Types of family violence
Family violence isn’t always physical. It can also include:
- Threats: threatening to ‘out’ someone’s gender identity if you don’t do what they want. Or threatening to hurt children or pets if you don’t do what they want.
- Intimidation: making you feel afraid. Sometimes this can be a gesture, or a look. This is part of a pattern of coercive control.
- Using children: Using child contact times to harass/pressure you into decision making outside of parenting agreements. Using children to relay threatening messages.
- Isolation: Preventing you from seeing who you want, or having people visit. It can also look like things such as taking up all of your attention so that you cannot attend to, or contact others (including children, family and friends).
- Technological abuse: using technology to stalk, threaten or monitor your movements, including threatening or harassing phone calls and messages.

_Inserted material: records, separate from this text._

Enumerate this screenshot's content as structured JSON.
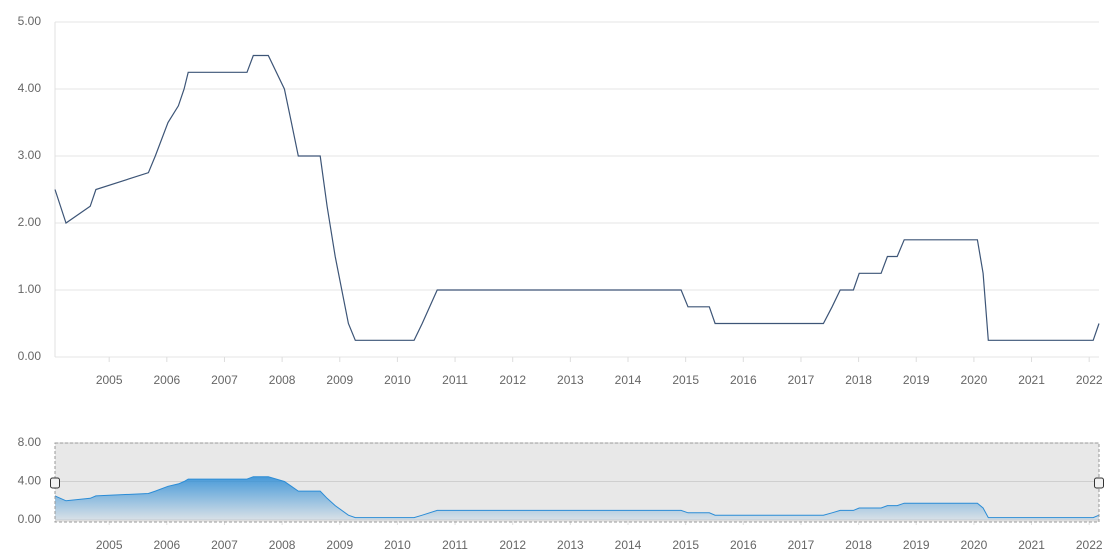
{
  "chart_data": {
    "type": "line",
    "x": [
      2004.06,
      2004.25,
      2004.67,
      2004.77,
      2005.68,
      2005.8,
      2006.02,
      2006.2,
      2006.3,
      2006.37,
      2007.39,
      2007.5,
      2007.76,
      2008.04,
      2008.16,
      2008.28,
      2008.66,
      2008.78,
      2008.92,
      2009.15,
      2009.27,
      2010.29,
      2010.43,
      2010.69,
      2014.92,
      2015.04,
      2015.41,
      2015.51,
      2017.39,
      2017.54,
      2017.68,
      2017.91,
      2018.01,
      2018.39,
      2018.5,
      2018.67,
      2018.79,
      2020.06,
      2020.16,
      2020.25,
      2022.07,
      2022.17
    ],
    "values": [
      2.5,
      2.0,
      2.25,
      2.5,
      2.75,
      3.0,
      3.5,
      3.75,
      4.0,
      4.25,
      4.25,
      4.5,
      4.5,
      4.0,
      3.5,
      3.0,
      3.0,
      2.25,
      1.5,
      0.5,
      0.25,
      0.25,
      0.5,
      1.0,
      1.0,
      0.75,
      0.75,
      0.5,
      0.5,
      0.75,
      1.0,
      1.0,
      1.25,
      1.25,
      1.5,
      1.5,
      1.75,
      1.75,
      1.25,
      0.25,
      0.25,
      0.5
    ],
    "color": "#3d5577",
    "xlim": [
      2004.06,
      2022.17
    ],
    "xticks": [
      2005,
      2006,
      2007,
      2008,
      2009,
      2010,
      2011,
      2012,
      2013,
      2014,
      2015,
      2016,
      2017,
      2018,
      2019,
      2020,
      2021,
      2022
    ],
    "ylim": [
      0,
      5
    ],
    "yticks": [
      {
        "value": 0,
        "label": "0.00"
      },
      {
        "value": 1,
        "label": "1.00"
      },
      {
        "value": 2,
        "label": "2.00"
      },
      {
        "value": 3,
        "label": "3.00"
      },
      {
        "value": 4,
        "label": "4.00"
      },
      {
        "value": 5,
        "label": "5.00"
      }
    ],
    "grid": true,
    "navigator": {
      "type": "area",
      "color": "#2b8cd6",
      "ylim": [
        0,
        8
      ],
      "yticks": [
        {
          "value": 0,
          "label": "0.00"
        },
        {
          "value": 4,
          "label": "4.00"
        },
        {
          "value": 8,
          "label": "8.00"
        }
      ]
    }
  }
}
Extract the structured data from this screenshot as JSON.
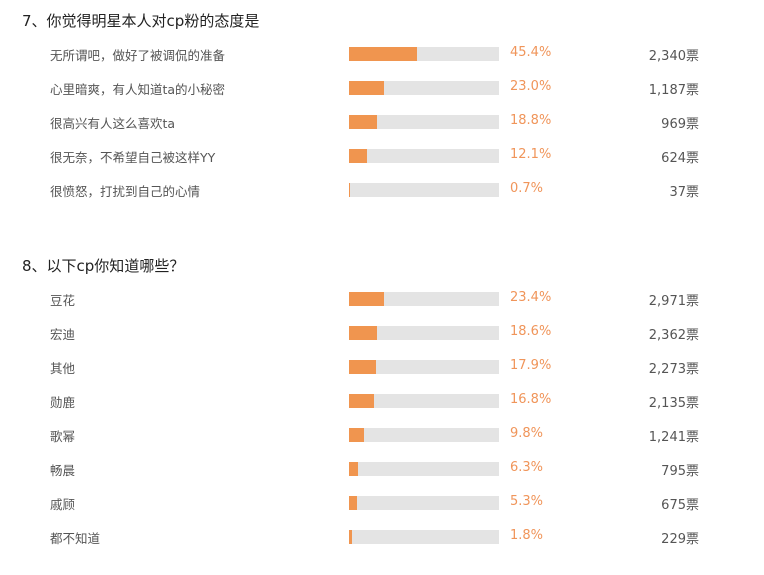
{
  "questions": [
    {
      "title": "7、你觉得明星本人对cp粉的态度是",
      "options": [
        {
          "label": "无所谓吧，做好了被调侃的准备",
          "percent": 45.4,
          "percent_label": "45.4%",
          "votes": "2,340票"
        },
        {
          "label": "心里暗爽，有人知道ta的小秘密",
          "percent": 23.0,
          "percent_label": "23.0%",
          "votes": "1,187票"
        },
        {
          "label": "很高兴有人这么喜欢ta",
          "percent": 18.8,
          "percent_label": "18.8%",
          "votes": "969票"
        },
        {
          "label": "很无奈，不希望自己被这样YY",
          "percent": 12.1,
          "percent_label": "12.1%",
          "votes": "624票"
        },
        {
          "label": "很愤怒，打扰到自己的心情",
          "percent": 0.7,
          "percent_label": "0.7%",
          "votes": "37票"
        }
      ]
    },
    {
      "title": "8、以下cp你知道哪些？",
      "options": [
        {
          "label": "豆花",
          "percent": 23.4,
          "percent_label": "23.4%",
          "votes": "2,971票"
        },
        {
          "label": "宏迪",
          "percent": 18.6,
          "percent_label": "18.6%",
          "votes": "2,362票"
        },
        {
          "label": "其他",
          "percent": 17.9,
          "percent_label": "17.9%",
          "votes": "2,273票"
        },
        {
          "label": "勋鹿",
          "percent": 16.8,
          "percent_label": "16.8%",
          "votes": "2,135票"
        },
        {
          "label": "歌幂",
          "percent": 9.8,
          "percent_label": "9.8%",
          "votes": "1,241票"
        },
        {
          "label": "畅晨",
          "percent": 6.3,
          "percent_label": "6.3%",
          "votes": "795票"
        },
        {
          "label": "戚顾",
          "percent": 5.3,
          "percent_label": "5.3%",
          "votes": "675票"
        },
        {
          "label": "都不知道",
          "percent": 1.8,
          "percent_label": "1.8%",
          "votes": "229票"
        }
      ]
    }
  ]
}
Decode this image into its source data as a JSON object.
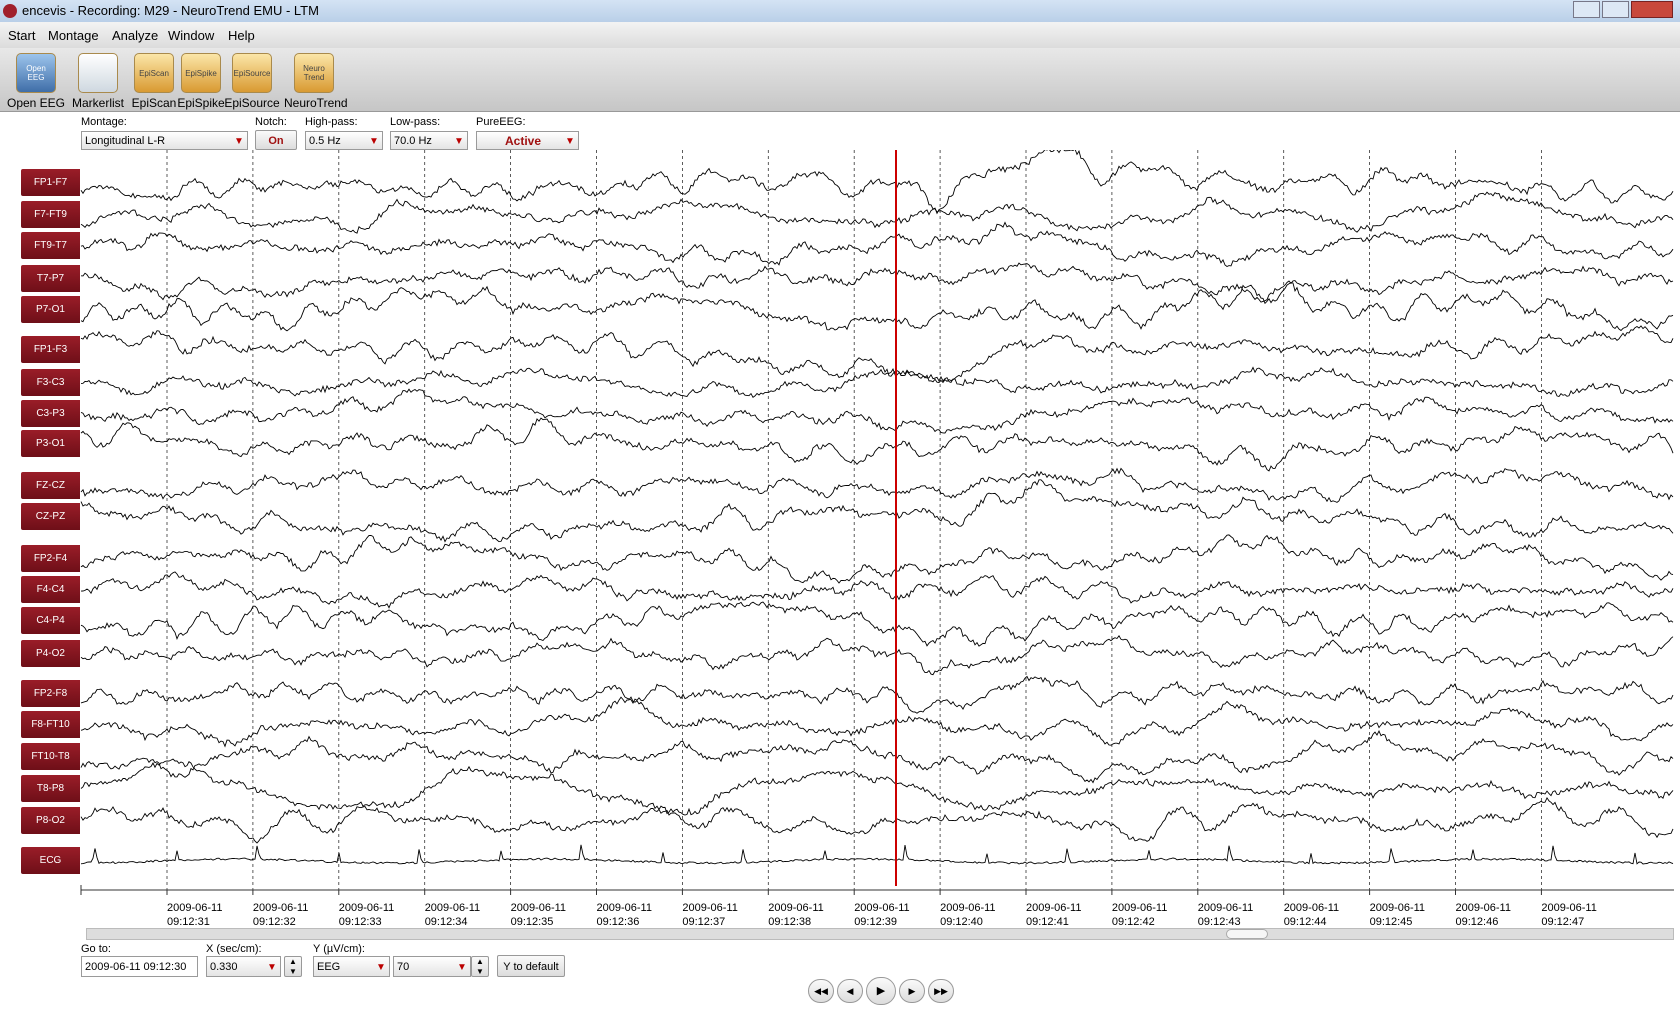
{
  "window": {
    "title": "encevis - Recording: M29 - NeuroTrend EMU - LTM"
  },
  "menu": [
    "Start",
    "Montage",
    "Analyze",
    "Window",
    "Help"
  ],
  "toolbar": [
    {
      "label": "Open EEG",
      "icon": "Open EEG"
    },
    {
      "label": "Markerlist"
    },
    {
      "label": "EpiScan",
      "icon": "EpiScan"
    },
    {
      "label": "EpiSpike",
      "icon": "EpiSpike"
    },
    {
      "label": "EpiSource",
      "icon": "EpiSource"
    },
    {
      "label": "NeuroTrend",
      "icon": "Neuro Trend"
    }
  ],
  "controls": {
    "montage": {
      "label": "Montage:",
      "value": "Longitudinal L-R"
    },
    "notch": {
      "label": "Notch:",
      "value": "On"
    },
    "highpass": {
      "label": "High-pass:",
      "value": "0.5 Hz"
    },
    "lowpass": {
      "label": "Low-pass:",
      "value": "70.0 Hz"
    },
    "pureeeg": {
      "label": "PureEEG:",
      "value": "Active"
    }
  },
  "channels": [
    "FP1-F7",
    "F7-FT9",
    "FT9-T7",
    "T7-P7",
    "P7-O1",
    "FP1-F3",
    "F3-C3",
    "C3-P3",
    "P3-O1",
    "FZ-CZ",
    "CZ-PZ",
    "FP2-F4",
    "F4-C4",
    "C4-P4",
    "P4-O2",
    "FP2-F8",
    "F8-FT10",
    "FT10-T8",
    "T8-P8",
    "P8-O2",
    "ECG"
  ],
  "time_axis": [
    {
      "date": "2009-06-11",
      "time": "09:12:31"
    },
    {
      "date": "2009-06-11",
      "time": "09:12:32"
    },
    {
      "date": "2009-06-11",
      "time": "09:12:33"
    },
    {
      "date": "2009-06-11",
      "time": "09:12:34"
    },
    {
      "date": "2009-06-11",
      "time": "09:12:35"
    },
    {
      "date": "2009-06-11",
      "time": "09:12:36"
    },
    {
      "date": "2009-06-11",
      "time": "09:12:37"
    },
    {
      "date": "2009-06-11",
      "time": "09:12:38"
    },
    {
      "date": "2009-06-11",
      "time": "09:12:39"
    },
    {
      "date": "2009-06-11",
      "time": "09:12:40"
    },
    {
      "date": "2009-06-11",
      "time": "09:12:41"
    },
    {
      "date": "2009-06-11",
      "time": "09:12:42"
    },
    {
      "date": "2009-06-11",
      "time": "09:12:43"
    },
    {
      "date": "2009-06-11",
      "time": "09:12:44"
    },
    {
      "date": "2009-06-11",
      "time": "09:12:45"
    },
    {
      "date": "2009-06-11",
      "time": "09:12:46"
    },
    {
      "date": "2009-06-11",
      "time": "09:12:47"
    }
  ],
  "bottom": {
    "goto": {
      "label": "Go to:",
      "value": "2009-06-11 09:12:30"
    },
    "x": {
      "label": "X (sec/cm):",
      "value": "0.330"
    },
    "y": {
      "label": "Y (µV/cm):",
      "type": "EEG",
      "value": "70"
    },
    "ydefault": "Y to default"
  }
}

- Verbal/emotional abuse: using words or behaviour to threaten, control or intimidate you. This can include using ‘silent treatment’ as a form of punishment to get you to do or agree to something you don’t want to do.
- Psychological abuse: using words or behaviours to frighten and manipulate. This can include making you question your version of events (‘gaslighting’)
What can family violence look like?
Family violence can look like things such as:
- Stopping someone from seeing their friends or family.
- Pressuring or forcing someone to engage in sexual activity. This can include expecting sex as a form of reconciliation.
- Threatening suicide or harm to the other person or children or pets.
- Calling someone names, belittling them.
- Financial control such as monitoring or limiting access to money, or not contributing to household expenses.
- Monitoring movements, such as constantly calling to check on where someone is, stalking, surveillance such as through location sharing and via social media.
- Deliberately undermining someone’s confidence, or ability to trust their reality (commonly referred to as ‘gaslighting’)
- Jealousy/possessiveness
- Spiritual abuse, including belittling someone’s beliefs and manipulating religious teachings or cultural traditions to excuse violence.